É o que se pode depreender
de duas teses recentemente defendidas que tratam de fenômenos históricos quase contemporâneos. Uma, de doutorado na Universidade de Londres, de autoria de Carolina
Oliveira Mattos; outra, de mestrado na Universidade de São
Paulo, feita pelo excelente repórter Lourival Sant'Anna.
O trabalho de Mattos trata da
relação entre jornalismo (com
ênfase no papel desempenhado
pela Folha, "O Globo", "O Estado de S. Paulo", "Isto É" e "Veja") e democracia política no
Brasil entre 1984 e 2002. O de
Sant'Anna, de como três jornais (Folha, "O Globo" e "O Estado de S. Paulo") têm respondido às inovações tecnológicas,
à queda de leitura e à concorrência com novos meios ao longo deste século.
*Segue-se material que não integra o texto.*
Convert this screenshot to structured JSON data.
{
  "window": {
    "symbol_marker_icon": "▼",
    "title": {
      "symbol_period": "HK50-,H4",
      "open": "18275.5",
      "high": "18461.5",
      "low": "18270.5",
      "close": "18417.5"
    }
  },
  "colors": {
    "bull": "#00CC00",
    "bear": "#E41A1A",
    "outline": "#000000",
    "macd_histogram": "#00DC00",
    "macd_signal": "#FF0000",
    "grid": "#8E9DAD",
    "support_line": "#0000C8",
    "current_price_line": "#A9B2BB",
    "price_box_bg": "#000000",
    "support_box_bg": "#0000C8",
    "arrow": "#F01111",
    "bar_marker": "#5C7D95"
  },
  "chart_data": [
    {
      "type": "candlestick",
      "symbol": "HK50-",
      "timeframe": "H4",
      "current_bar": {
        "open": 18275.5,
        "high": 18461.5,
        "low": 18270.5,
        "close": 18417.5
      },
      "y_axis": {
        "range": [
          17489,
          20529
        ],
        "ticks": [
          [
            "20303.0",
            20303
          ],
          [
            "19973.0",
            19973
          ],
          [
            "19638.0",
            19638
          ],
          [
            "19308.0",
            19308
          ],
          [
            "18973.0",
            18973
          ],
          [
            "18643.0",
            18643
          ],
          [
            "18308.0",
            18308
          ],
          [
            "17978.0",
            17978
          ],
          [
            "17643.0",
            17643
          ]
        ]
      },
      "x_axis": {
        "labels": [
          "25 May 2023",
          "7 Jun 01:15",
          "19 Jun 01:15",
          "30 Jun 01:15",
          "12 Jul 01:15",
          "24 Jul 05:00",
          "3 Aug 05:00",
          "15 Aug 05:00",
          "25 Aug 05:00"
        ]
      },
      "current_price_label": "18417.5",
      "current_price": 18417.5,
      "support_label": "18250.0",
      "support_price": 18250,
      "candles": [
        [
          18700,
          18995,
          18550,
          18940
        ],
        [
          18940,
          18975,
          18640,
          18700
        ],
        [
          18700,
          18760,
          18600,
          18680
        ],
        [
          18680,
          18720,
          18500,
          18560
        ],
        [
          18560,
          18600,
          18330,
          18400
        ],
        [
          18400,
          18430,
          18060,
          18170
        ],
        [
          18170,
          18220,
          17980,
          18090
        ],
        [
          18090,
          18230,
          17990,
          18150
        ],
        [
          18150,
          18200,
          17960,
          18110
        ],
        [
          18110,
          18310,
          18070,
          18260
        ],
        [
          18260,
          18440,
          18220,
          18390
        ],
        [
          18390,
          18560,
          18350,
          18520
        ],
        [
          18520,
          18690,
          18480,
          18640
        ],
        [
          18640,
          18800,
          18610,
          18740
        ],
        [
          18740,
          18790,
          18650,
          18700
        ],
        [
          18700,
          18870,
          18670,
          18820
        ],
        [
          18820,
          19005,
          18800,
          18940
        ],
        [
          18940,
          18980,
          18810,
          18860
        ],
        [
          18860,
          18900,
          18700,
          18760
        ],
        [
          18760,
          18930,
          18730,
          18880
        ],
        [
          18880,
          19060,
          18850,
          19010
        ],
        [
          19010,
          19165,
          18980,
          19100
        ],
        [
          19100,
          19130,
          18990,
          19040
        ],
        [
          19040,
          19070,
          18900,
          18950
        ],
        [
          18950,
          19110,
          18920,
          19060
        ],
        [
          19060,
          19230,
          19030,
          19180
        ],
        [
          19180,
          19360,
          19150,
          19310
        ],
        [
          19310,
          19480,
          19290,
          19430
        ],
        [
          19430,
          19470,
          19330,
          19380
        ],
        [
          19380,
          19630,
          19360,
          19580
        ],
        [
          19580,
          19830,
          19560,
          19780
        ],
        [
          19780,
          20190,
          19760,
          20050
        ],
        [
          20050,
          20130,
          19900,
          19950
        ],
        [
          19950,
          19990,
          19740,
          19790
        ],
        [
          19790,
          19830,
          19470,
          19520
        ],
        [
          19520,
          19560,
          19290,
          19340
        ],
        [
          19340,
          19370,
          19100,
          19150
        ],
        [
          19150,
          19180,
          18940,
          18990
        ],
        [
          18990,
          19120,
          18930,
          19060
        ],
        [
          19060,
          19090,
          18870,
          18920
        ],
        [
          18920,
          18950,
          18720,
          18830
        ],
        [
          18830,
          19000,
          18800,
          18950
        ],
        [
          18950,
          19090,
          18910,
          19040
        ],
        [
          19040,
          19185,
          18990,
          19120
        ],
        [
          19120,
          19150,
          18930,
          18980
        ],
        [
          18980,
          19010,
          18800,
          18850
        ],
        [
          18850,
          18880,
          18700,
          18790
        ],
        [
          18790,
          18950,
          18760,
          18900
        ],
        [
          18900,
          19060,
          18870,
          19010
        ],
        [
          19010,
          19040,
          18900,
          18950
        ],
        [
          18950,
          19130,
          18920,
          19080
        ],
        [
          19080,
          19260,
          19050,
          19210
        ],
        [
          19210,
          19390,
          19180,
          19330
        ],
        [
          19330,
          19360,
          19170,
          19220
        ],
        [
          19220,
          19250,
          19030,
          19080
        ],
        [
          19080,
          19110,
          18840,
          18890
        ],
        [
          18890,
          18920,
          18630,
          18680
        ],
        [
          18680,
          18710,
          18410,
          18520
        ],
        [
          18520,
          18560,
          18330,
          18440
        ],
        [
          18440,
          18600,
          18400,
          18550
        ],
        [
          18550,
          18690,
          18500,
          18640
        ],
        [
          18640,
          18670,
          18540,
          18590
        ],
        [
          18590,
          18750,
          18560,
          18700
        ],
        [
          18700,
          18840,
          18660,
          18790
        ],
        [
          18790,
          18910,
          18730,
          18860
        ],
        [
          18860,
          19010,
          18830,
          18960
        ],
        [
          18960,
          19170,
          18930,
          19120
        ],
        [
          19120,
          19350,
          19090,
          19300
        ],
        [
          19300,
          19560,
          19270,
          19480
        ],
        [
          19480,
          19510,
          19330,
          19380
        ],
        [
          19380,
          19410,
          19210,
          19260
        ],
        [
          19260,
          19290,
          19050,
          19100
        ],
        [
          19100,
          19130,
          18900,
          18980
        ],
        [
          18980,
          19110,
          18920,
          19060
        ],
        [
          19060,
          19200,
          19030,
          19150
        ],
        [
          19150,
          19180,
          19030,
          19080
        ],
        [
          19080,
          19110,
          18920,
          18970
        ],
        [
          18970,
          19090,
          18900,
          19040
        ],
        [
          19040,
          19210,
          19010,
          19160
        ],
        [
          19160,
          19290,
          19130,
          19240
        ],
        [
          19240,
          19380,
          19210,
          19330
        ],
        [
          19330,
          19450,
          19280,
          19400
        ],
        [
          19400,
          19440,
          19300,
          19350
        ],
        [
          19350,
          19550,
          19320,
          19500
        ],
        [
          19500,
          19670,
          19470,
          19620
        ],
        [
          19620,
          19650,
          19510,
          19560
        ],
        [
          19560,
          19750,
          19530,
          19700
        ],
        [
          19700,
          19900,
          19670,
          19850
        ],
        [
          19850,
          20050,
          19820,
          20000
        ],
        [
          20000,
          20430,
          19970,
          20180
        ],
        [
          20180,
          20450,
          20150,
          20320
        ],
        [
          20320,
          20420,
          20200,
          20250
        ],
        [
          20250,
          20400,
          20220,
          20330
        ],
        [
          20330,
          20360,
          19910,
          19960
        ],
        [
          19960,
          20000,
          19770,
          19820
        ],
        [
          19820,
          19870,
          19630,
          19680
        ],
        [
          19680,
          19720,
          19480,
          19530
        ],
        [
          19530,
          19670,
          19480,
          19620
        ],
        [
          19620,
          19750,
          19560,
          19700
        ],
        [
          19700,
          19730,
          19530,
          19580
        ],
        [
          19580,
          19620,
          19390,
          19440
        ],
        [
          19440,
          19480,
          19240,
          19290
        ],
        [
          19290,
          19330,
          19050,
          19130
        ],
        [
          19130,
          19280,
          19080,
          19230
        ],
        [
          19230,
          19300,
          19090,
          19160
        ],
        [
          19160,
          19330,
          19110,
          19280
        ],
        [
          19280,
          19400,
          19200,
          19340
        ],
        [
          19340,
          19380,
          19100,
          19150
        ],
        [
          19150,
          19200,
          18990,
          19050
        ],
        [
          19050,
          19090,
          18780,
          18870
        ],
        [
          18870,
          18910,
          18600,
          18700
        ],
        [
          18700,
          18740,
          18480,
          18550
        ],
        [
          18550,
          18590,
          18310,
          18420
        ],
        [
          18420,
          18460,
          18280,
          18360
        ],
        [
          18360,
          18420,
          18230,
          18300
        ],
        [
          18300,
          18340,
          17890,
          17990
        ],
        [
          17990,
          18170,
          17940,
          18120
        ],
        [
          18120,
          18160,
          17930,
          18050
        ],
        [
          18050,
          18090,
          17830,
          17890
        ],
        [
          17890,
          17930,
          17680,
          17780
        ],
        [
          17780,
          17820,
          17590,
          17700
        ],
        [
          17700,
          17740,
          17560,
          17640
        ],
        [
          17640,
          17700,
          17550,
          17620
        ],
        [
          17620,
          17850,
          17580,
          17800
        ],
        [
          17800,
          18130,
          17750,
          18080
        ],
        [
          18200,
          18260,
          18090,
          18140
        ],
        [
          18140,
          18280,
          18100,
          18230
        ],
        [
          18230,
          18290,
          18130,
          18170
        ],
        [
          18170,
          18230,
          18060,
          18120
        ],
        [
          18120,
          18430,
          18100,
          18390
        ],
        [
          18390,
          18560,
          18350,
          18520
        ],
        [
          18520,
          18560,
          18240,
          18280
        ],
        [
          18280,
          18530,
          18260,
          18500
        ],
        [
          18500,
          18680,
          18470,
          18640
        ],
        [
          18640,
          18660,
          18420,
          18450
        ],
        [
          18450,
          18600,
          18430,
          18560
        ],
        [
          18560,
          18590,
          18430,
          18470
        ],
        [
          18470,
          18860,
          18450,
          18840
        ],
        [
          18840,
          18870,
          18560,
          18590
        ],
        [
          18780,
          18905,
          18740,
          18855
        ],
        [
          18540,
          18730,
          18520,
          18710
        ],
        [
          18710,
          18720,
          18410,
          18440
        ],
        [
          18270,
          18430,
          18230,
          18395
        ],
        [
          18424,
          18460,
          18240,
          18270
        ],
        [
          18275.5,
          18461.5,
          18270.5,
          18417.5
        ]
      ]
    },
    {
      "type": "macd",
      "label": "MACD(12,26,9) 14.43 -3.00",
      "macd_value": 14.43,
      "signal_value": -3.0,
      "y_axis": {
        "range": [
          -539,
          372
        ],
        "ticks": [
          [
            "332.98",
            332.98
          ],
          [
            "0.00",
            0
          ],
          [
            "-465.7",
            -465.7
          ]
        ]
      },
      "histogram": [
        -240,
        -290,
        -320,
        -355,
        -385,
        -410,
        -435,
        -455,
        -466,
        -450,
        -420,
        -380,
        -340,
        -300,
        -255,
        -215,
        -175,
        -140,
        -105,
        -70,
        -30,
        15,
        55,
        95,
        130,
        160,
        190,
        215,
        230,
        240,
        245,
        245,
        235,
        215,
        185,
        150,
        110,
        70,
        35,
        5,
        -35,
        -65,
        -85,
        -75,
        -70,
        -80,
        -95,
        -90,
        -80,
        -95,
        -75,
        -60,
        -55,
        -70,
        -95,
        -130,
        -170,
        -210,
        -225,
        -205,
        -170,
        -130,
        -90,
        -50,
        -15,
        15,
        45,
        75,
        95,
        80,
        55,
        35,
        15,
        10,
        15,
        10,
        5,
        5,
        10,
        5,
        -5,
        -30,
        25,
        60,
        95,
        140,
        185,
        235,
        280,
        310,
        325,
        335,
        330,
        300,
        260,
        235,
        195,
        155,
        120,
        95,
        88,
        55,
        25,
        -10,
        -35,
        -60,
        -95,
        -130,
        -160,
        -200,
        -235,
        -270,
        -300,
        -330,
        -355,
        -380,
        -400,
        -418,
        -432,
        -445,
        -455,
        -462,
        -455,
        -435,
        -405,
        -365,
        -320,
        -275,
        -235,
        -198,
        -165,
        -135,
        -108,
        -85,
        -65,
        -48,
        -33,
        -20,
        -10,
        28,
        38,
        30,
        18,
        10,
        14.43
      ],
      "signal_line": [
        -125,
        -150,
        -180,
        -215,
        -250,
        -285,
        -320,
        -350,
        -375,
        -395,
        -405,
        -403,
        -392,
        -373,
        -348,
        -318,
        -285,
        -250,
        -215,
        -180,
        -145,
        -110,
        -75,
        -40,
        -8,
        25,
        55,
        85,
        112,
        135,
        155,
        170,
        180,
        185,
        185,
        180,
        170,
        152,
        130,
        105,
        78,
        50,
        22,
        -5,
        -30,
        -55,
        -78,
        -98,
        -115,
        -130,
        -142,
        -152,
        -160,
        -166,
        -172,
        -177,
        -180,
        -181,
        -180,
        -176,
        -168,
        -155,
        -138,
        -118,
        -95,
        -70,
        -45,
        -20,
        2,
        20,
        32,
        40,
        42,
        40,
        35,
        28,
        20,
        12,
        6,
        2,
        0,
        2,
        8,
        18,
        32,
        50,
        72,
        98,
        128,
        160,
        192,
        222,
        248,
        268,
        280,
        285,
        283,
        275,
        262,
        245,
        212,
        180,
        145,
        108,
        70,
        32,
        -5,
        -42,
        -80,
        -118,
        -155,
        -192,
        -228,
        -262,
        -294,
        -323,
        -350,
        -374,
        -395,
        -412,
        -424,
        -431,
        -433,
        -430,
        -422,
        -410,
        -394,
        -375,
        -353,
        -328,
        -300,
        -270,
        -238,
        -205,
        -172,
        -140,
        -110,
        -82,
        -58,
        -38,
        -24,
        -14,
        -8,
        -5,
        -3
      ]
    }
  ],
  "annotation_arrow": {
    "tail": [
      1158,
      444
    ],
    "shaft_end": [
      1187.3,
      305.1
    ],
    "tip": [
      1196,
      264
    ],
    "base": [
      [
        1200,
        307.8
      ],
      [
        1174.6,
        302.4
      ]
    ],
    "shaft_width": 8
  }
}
O grande traço comum entre
as duas monografias são seus
marcos teóricos, que -embora
não idênticos- distanciam-se
da matriz que norteou a grande
maioria dos estudos brasileiros
sobre os meios de comunicação
de massa na sociedade, derivada da inspiração (com freqüência distorcida) dos ensinamentos da Escola de Frankfurt.
Abordagem funcionalista
Lourival Sant'Anna, no seu
prólogo, afirma de maneira direta e sem subterfúgios que,
"embora autores europeus
também sejam citados [na sua
tese], predomina a abordagem
funcionalista americana". Mattos, em explanação mais longa
e bibliograficamente bem embasada, diz "simpatizar com a
visão liberal-pluralista da mídia e com a análise crítica político-econômica".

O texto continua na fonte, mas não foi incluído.